La lección que se puede extrae de todo ello es que la intervención pública ha evitado males mayores, y parece evidente que sin actuaciones de política económica no se sale de la crisis económica. Un papel activo del Estado es la condición necesaria para que la economía no se derrumbe y pueda recuperarse, pero no es condición suficiente. Para ello se necesita un nuevo paradigma y formas de actuación diferentes. Acabar con el fundamentalismo de mercado es una necesidad pero no es tan sencillo como pudiera parecer, a pesar de las evidencias que cuestionan un modelo que ha fracasado estrepitosamente. Este hecho lo ponía claramente en evidencia Krugman en el artículo “Todos los zombis del presidente” (El País, 30-VIII-2009): “Llámenme inocentón, pero la verdad es que esperaba que el fracaso del reaganismo en la práctica acabara con él. Pero resulta que es una doctrina zombi: aunque debería estar muerto, vuelve una y otra vez”.
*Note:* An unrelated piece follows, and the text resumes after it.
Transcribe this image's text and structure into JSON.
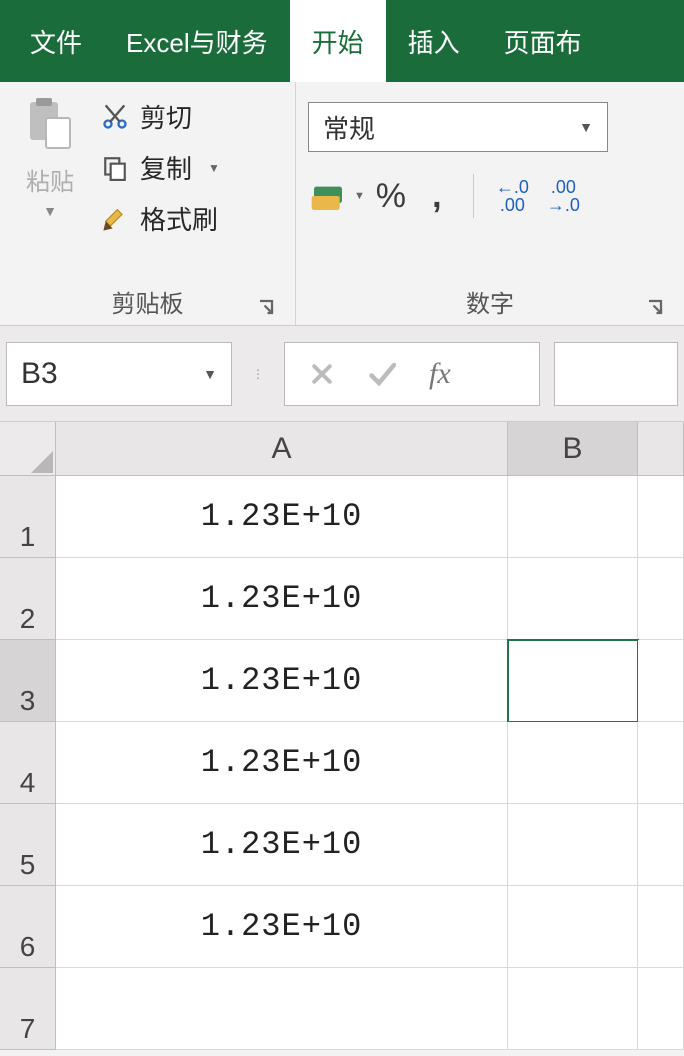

Si esto pasa en Estados Unidos, en España la situación es peor, pues encontramos que aquí los economistas que dominan en la academia, en los medios de comunicación, y que tienen influencia en los poderes de decisión son en exceso conservadores. Los discrepantes no tienen influencia en donde hay que tenerla y esto está conduciendo al gobierno a cometer errores de bulto en la gestión de la crisis, en actuar de un modo timorato, y con falta de toma de decisiones contundentes y claras. El desconcierto de que hacen gala, y con declaraciones de los ministros contradictorias, los trasladan a la opinión pública.
Habría que pedir a Zapatero lo que Gabriel Jakcson en el artículo “¿De qué pasta está hecho el presidente?” (El País, 31-VIII-2009) planteaba a Obama, a quien decía que en la reforma sanitaria tendría que demostrar la valentía que caracterizó a Roosevelt y Kennedy. Sí, al igual que Zapatero ha demostrado valentía frente a los empresarios y ante tantas voces que se alzan a favor de la reforma laboral, igual tendría que hacer a la hora de subir impuestos e incrementar el gasto público a favor de políticas sociales, educativas e investigadoras.
En esto de los economistas cuenta Norman Birnbaum en su libro Después del progreso (Tusquets, 2003) lo que sigue: “me referiré en primer lugar a Austria y a una conversación entre John Kenneth Galbraith y el fallecido Bruno Kreisky, en la época en que éste era canciller. Cuando Galbraith le preguntó: “Canciller, ¿cómo explica usted los magníficos resultados económicos de Austria durante la posguerra: baja inflación, pleno empleo, una productividad en constante aumento y una red amplia y tupida de prestaciones sociales e inversiones públicas?”, la respuesta de Kreisky fue: “Por nuestra preocupación por las exportaciones: hemos exportado a todos nuestros economistas”. Kreisky exageraba: numerosos economistas habían colaborado con sus gobiernos, pero lo hicieron reconociendo la primacía de la política”.
Así es que podemos recomendar a los presidentes que exporten a los zombis, que son muchos, y los sustituyan por otros economistas.